Week 12: Data Importing/Exporting
This week, we go back to the very start of the data analysis pipeline: importing data into R. Many datasets are formatted and stored in strange ways, and it is good to have practice working with importing data from many kinds of sources. By the end of this week, you will be able to:
Use the
read_csv()
function from the tidyverse to wrangle unruly .csv filesPerform manual data entry with
tibble()
andtribble()
Read data from the web and APIs
Reading
- R4DS Chapters 7-8
Problem Set
In this problem set, we’ll practice reading and cleaning up data from a variety of sources. Submit your responses as a knitted R script or Quarto document.
Part 1
The website 538 maintains a dataset of all polls conducted during the 2024 US presidential election at the following link. The following set of problems involve reading and analyzing this dataset.
- Read the .csv file directly into R from the URL.
- Make sure that the start date and end date fields are properly formatted as a date.
- What is the unit of analysis in this dataset? Perform the necessary transformation so that the unit of analysis is the poll (unique identifier is the variable
poll_id
) and for each poll compute the percent of respondents that planned to vote for the Democratic candidate. - Keep only the polls of likely voters in two states of your choice.
- Create a scatter plot of Democratic vote share over time, faceted by state. Include dashed vertical lines indicating the dates of major campaign events.
- Bonus. Compute 95% confidence intervals for each poll assuming random sampling from the population of likely voters. What fraction of these 95% confidence intervals contain the true Democratic vote share in the two states you selected? Does this fraction increase for polls conducted closer to the election? What about polls conducted by pollsters with high “grades” from 538? What about polls conducted over telephone vs. online polls?
Part 2
In this part of the problem set, we’ll be working with the tidycensus
package, which can import data directly from the US Census API (Application Programming Interface).
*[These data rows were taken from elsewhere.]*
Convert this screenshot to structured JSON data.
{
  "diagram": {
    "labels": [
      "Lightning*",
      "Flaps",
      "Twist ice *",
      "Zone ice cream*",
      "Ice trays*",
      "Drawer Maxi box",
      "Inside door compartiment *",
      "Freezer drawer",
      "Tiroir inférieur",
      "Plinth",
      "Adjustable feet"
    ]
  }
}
- Follow the instructions on this page to obtain an API key from the US Census. Once you have an API key, reproduce the median income chart at the bottom of that page, but for counties in South Carolina instead of Vermont.
Part 3
- Bonus. Download the Public Use Files at the bottom of this page. Inside that folder is a giant fixed-width file called
2017FinEstDAT_06122023modp_pu.txt
with information on the finances of US state and local governments. Use theread_fwf()
function to import that dataset into R; the first page of the Technical Documentation pdf in the folder will tell you exactly which positions are associated with which variable. Once you have imported the dataset, keep only the data for the Athens-Clarke County Unified Government and compute the share of tax revenue that comes from Property Taxes and Sales Taxes.